The Great Dynamite Disaster...

The strangest story ever told from Mercer Elementary School has to be the following:

I had a friend who's father was a gynecologist. ( both my friend one of his sisters appear in one of the photos above.)   We were in second grade at the time,  and my friend found a box of tampons "somewhere" in the house.  ( His fathers office was also the house they lived in).

So my friend brings a box of tampons to school, having NO idea what they were.  He THOUGHT they were play dynamite!   To us, they LOOKED like
dynamite what with the fuse hanging out and all.....  

So he passed out all the "
dynamite" to about 6 of us and we started playing WAR on the playground at recess.  We threw the dynamite at each other as far as we could, making loud explosion sounds when they hit the ground.
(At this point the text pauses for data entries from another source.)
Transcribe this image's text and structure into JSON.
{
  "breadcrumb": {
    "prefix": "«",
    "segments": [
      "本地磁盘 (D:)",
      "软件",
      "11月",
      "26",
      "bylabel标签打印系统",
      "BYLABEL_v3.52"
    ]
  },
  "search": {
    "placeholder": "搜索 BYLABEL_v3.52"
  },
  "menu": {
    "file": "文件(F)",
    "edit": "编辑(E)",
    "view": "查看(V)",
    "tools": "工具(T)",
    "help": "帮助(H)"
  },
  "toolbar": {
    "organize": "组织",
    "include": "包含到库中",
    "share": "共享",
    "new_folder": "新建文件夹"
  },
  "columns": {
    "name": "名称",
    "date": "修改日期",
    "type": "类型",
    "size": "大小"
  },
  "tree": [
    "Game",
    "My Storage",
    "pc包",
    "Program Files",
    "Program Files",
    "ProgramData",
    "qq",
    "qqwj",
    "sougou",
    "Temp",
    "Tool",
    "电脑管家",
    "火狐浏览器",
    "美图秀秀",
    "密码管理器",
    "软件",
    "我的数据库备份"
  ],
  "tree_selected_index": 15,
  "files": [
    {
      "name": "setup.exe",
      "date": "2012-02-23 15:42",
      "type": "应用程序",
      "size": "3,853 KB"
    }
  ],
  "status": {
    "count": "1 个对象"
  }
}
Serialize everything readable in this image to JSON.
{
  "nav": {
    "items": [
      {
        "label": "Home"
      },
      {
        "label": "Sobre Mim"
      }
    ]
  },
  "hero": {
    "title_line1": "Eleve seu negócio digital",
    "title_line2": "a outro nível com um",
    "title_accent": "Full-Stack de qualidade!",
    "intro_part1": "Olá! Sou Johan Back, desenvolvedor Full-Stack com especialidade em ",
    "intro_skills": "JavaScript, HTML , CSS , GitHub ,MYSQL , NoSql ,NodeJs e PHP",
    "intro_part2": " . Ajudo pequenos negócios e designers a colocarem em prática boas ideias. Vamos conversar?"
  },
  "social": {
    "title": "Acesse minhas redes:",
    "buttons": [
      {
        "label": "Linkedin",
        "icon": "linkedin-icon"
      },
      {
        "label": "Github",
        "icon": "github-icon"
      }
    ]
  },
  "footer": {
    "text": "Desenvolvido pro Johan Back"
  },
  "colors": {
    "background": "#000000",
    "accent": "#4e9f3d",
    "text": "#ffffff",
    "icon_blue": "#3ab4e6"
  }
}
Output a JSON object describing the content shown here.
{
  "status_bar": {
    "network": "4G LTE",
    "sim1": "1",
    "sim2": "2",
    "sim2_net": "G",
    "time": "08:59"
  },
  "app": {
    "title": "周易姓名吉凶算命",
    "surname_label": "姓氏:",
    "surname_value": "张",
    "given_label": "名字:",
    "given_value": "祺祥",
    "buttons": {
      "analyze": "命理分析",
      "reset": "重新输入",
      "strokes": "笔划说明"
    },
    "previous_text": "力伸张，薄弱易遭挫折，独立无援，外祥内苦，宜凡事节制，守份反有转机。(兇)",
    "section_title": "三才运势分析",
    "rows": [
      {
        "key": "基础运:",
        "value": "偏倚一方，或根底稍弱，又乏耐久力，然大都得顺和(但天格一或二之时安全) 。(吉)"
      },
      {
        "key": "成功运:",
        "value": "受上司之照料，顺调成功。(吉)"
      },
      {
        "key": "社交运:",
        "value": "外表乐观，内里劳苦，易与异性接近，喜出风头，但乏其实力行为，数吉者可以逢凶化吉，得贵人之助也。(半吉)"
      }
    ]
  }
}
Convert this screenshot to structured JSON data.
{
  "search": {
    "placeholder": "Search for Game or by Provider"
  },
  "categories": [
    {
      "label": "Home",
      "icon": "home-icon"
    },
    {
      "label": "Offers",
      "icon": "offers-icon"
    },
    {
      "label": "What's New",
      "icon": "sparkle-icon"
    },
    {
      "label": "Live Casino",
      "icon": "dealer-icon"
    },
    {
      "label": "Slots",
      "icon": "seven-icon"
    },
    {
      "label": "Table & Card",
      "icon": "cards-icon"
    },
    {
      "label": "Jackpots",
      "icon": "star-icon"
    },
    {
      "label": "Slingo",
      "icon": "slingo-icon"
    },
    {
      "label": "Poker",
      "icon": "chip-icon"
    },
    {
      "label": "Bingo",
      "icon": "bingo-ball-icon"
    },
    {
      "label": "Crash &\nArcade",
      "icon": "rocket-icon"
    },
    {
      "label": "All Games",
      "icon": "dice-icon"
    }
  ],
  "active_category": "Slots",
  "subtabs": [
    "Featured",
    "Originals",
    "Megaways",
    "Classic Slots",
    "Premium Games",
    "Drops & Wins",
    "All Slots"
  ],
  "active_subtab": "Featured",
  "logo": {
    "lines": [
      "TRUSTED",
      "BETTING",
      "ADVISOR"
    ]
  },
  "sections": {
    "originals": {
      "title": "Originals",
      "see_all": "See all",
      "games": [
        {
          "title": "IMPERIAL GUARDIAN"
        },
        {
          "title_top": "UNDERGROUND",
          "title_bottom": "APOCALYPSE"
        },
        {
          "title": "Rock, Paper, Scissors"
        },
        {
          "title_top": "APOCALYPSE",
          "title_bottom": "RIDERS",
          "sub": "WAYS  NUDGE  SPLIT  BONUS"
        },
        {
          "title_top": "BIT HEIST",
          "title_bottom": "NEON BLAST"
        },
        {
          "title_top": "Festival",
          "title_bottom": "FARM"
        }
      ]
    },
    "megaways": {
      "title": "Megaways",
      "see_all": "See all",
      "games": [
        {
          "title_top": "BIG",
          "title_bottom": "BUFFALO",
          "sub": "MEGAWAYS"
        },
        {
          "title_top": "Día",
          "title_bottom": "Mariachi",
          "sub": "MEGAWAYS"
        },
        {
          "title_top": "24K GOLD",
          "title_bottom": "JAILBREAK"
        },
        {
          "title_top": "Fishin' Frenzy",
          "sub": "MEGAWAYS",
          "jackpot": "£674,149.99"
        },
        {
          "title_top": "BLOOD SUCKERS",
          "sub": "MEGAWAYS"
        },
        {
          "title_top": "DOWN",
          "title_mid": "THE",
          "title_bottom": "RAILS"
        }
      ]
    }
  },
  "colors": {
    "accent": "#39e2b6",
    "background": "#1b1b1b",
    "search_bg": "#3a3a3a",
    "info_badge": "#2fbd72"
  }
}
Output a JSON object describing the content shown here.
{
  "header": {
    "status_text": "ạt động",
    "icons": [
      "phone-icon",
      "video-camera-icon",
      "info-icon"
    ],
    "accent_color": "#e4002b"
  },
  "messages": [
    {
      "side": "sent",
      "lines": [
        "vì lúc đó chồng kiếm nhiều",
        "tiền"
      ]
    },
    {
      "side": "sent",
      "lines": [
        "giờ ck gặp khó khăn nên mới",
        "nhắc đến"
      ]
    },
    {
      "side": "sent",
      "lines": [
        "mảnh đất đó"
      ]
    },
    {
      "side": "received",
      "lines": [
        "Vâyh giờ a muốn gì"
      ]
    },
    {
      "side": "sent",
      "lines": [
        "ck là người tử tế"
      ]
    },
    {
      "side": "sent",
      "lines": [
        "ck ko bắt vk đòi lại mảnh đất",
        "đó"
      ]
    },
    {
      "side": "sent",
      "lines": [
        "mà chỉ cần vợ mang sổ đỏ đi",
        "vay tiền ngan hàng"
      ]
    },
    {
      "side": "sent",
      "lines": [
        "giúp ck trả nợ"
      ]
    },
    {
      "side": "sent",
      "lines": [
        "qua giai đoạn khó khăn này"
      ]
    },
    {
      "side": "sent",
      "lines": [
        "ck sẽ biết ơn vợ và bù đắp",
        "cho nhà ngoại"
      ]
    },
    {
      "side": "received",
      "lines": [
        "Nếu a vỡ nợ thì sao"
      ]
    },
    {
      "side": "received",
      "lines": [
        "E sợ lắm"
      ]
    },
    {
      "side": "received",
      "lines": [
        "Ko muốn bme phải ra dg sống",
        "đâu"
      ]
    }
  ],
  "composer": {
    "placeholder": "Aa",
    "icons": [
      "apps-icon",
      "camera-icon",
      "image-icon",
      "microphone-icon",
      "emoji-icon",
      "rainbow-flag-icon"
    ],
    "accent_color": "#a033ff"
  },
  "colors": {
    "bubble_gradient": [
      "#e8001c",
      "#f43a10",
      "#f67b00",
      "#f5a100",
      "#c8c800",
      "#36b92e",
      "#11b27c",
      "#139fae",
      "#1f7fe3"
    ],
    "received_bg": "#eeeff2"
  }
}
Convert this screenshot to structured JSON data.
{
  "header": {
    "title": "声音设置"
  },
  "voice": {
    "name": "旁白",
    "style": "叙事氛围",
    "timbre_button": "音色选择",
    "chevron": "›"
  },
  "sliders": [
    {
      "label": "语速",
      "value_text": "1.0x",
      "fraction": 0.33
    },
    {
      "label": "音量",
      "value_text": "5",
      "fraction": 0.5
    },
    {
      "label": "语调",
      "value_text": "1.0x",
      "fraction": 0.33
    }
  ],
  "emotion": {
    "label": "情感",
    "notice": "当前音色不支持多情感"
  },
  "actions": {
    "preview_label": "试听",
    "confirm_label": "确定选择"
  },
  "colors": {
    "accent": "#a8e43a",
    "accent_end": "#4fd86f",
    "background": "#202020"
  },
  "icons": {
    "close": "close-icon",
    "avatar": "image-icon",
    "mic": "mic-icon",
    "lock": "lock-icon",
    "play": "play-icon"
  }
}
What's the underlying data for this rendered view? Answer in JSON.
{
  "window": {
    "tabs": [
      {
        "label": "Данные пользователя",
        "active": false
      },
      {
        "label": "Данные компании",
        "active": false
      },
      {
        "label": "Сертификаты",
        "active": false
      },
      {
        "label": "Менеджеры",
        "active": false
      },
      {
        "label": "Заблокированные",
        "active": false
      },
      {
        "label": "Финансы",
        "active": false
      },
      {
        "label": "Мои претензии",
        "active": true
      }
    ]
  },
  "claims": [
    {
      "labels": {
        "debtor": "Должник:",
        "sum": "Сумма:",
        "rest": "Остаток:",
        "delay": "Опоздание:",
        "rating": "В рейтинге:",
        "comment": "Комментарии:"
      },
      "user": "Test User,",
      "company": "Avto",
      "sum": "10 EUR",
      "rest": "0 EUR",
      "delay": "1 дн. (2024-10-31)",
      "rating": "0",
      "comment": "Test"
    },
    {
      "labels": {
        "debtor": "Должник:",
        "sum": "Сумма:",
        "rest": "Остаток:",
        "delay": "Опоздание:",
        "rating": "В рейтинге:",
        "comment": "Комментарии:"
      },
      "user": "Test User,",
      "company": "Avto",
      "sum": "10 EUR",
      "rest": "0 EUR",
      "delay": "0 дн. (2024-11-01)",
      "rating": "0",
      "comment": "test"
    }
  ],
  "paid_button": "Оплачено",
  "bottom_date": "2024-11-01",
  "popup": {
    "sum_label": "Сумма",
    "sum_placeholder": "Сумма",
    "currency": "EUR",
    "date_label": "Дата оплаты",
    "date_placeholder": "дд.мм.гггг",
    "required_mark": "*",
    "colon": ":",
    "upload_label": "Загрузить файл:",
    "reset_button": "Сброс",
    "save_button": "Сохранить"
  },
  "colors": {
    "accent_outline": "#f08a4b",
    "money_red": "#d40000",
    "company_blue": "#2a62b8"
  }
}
BOOM!.. we'd yell.  This went on for maybe 3 minutes when one of the sticks landed  directly at the feet of the fourth grade teacher.  Her eyes got big as tennis balls and she grabbed the dynamite up and looked around to see who was involved in this disaster.  She quickly rounded us up and marched us into the Principals Office.  After a short conference behind closed doors,  she and Miss Stewart came out with very grim looks on their faces.   Miss Stewart addressed my friend first: "YOUNG MAN,  DO YOU KNOW WHAT THIS IS?" ... she held the dynamite under his nose.  "NO MAM!"  my friend quivered.  Then she turns to the both of us (she knew we were always the ringleaders)  "DONT YOU EVER BRING THIS TO SCHOOL AGAIN!  DO YOU UNDERSTAND?"  "YES mam!" ... we said, our eyes pretty big too, because we had NEVER seen Miss Stewart this upset!   She addressed the other boys behind us with some warning that I dont remember, but I'm sure it was just as forceful.  We never talked about the "incident" ever again.  We pretended that it simply had never happened.  Nothing more was ever said by Miss Stewart, the teachers, or us.   It was years later that I would understand why Miss Stewart had become so upset.  I'm sure today's teachers would have handled it differently,  but "back in the day",  these things were not something you talked about... nor used as war toys to blow your friends up with....





In 2022, at the age of 72, I walked from my old house to Mercer School just like I did in 1957.